A countdown clock parked under a game mode or floating in the Fortnite lobby tends to set off the same reaction every time. Players notice the numbers ticking down, assume something dramatic is coming, and start guessing. Most of the time, the answer is simpler than the panic suggests, and there are really only two things that clock is usually doing.
Quick answer: A timer on the Battle Royale or Zero Build tab almost always marks a Power Hour double XP window, while a larger countdown in the lobby points to a scheduled live event or Story Moment that begins when the clock hits zero.

Power Hour timer on the Battle Royale tab (double XP)
If the timer is small and sits attached to a specific mode, such as Battle Royale or Zero Builds, it is signaling a Power Hour. This is a limited double XP window. While the clock is running, the experience you earn from matches and quests is boosted, which makes it the fastest stretch to climb your Battle Pass levels.
The number shown is how long the bonus stays active, not a countdown to a cutscene or anything breaking on the island. When players first spotted this clock showing roughly a day of time remaining across both standard and Zero Build playlists, the confusion was mostly about the unfamiliar “Power Hour” label rather than the feature itself.
Tip: If you want the XP, play during the window rather than after it. Once that timer reaches zero, match and quest XP returns to its normal rate.
Live event and Story Moment countdowns in the lobby
The bigger countdowns belong to scheduled in-game events. Fortnite leans on the countdown clock heavily, and it shows up ahead of live events, season finales, and smaller Story Moments that push the ongoing narrative forward. When that clock ends, the game either drops you into a playlist for the event or kicks off the moment automatically.
The most recent large-scale finale was the Shattered live event, which closed out Chapter 7 Season 2 and sent Team Foundation against Team Ice King in a fight that reshaped the island. That event ran on June 5, 2026, and led directly into downtime for Chapter 7 Season 3. Earlier in that same stretch, the game also ran Dark Voyager Story Moments and a replay of the Rocket Landing event, each fronted by its own lobby countdown.
With Chapter 7 Season 3 already live, there is no officially confirmed date for the next live event. If a fresh countdown appears in your lobby, treat the on-screen clock itself as the source of truth for when it ends rather than assuming it matches a past schedule.
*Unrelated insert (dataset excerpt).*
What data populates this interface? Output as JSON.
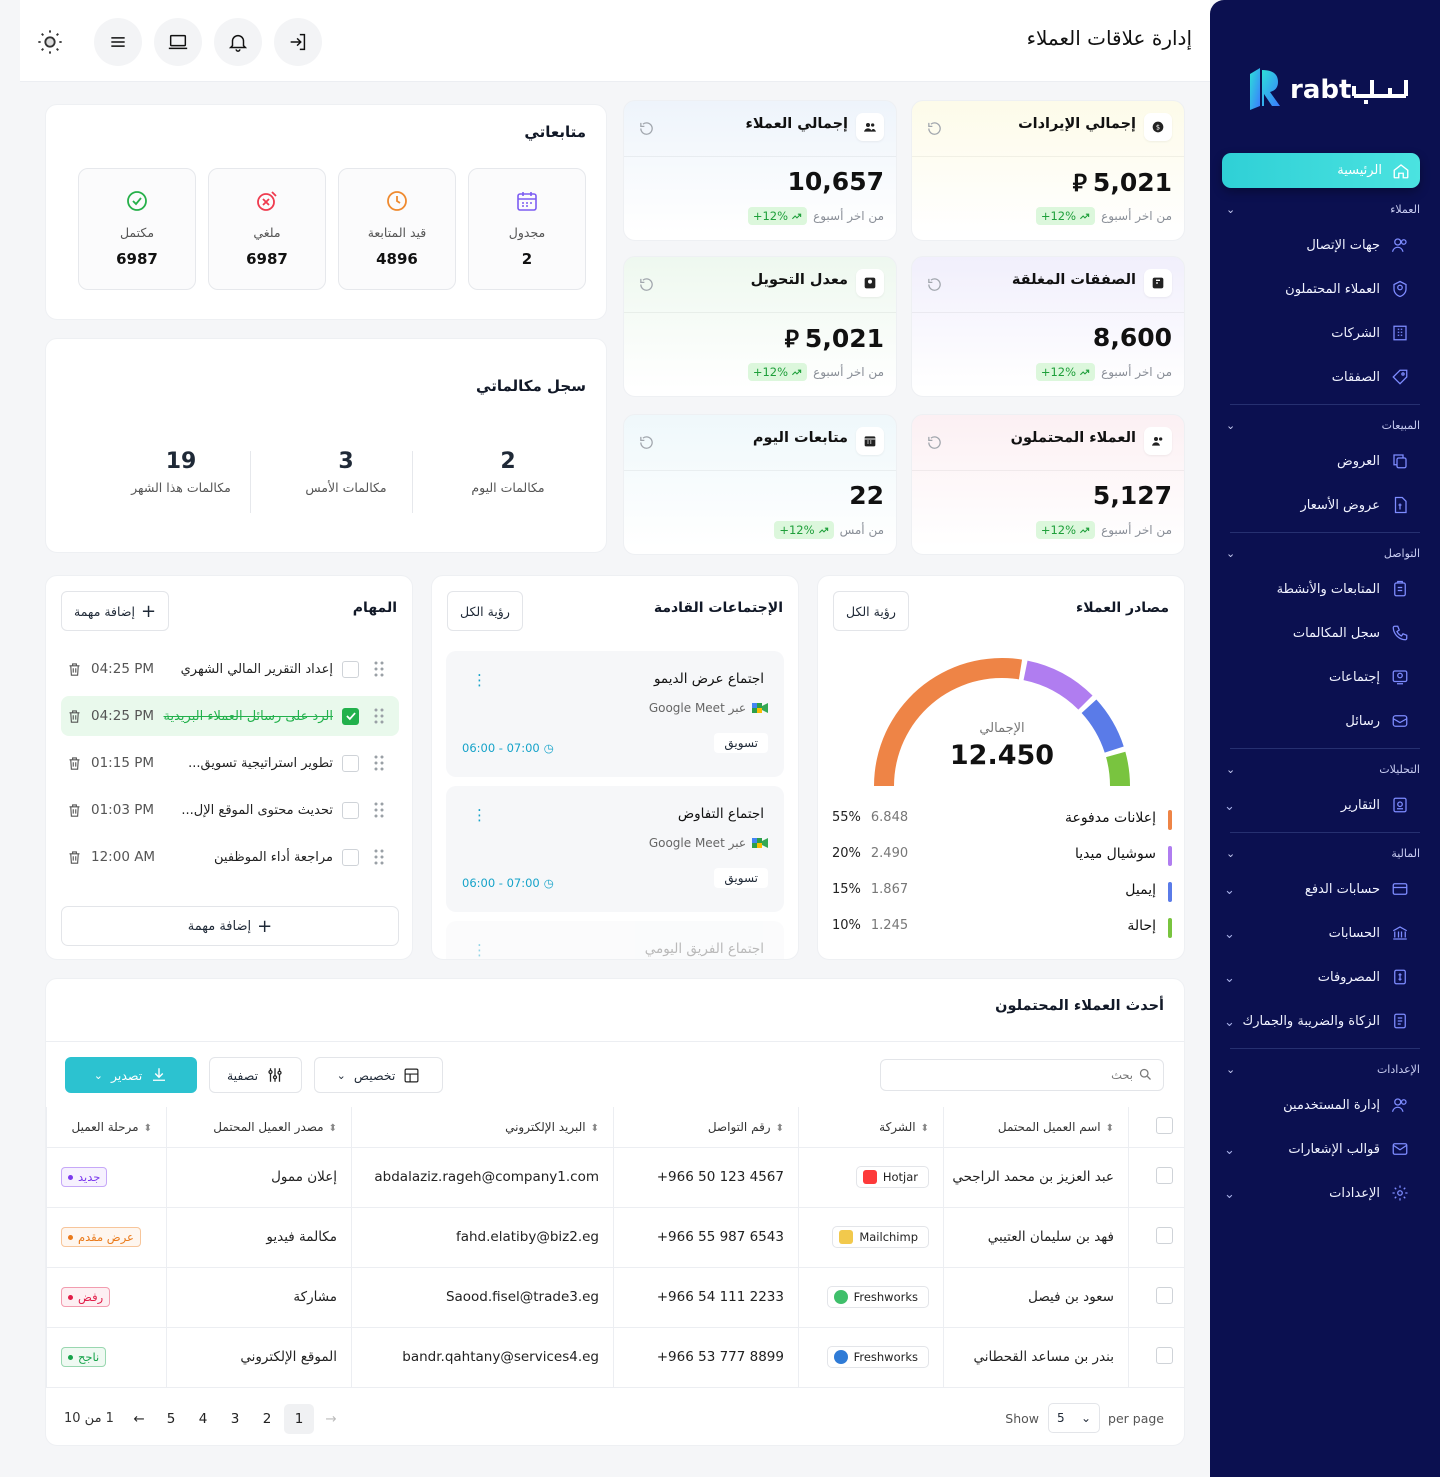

How to tell which Fortnite timer you are looking at
The placement of the clock tells you almost everything. Use the table below to match what you see on screen to what it actually means.
| Where the timer appears | What it means | What happens at zero |
|---|---|---|
| Under a mode like Battle Royale or Zero Builds | Power Hour double XP window | XP returns to normal rates |
| Large countdown in the main lobby | Live event or Story Moment | Event playlist opens or the moment plays |
What to do before a live event countdown ends

So if a clock is staring back at you in the lobby, check where it lives before you start theorizing. A small one under a mode is just free XP waiting to be claimed, and a big one in the lobby is the game telling you to be online when it counts down to zero.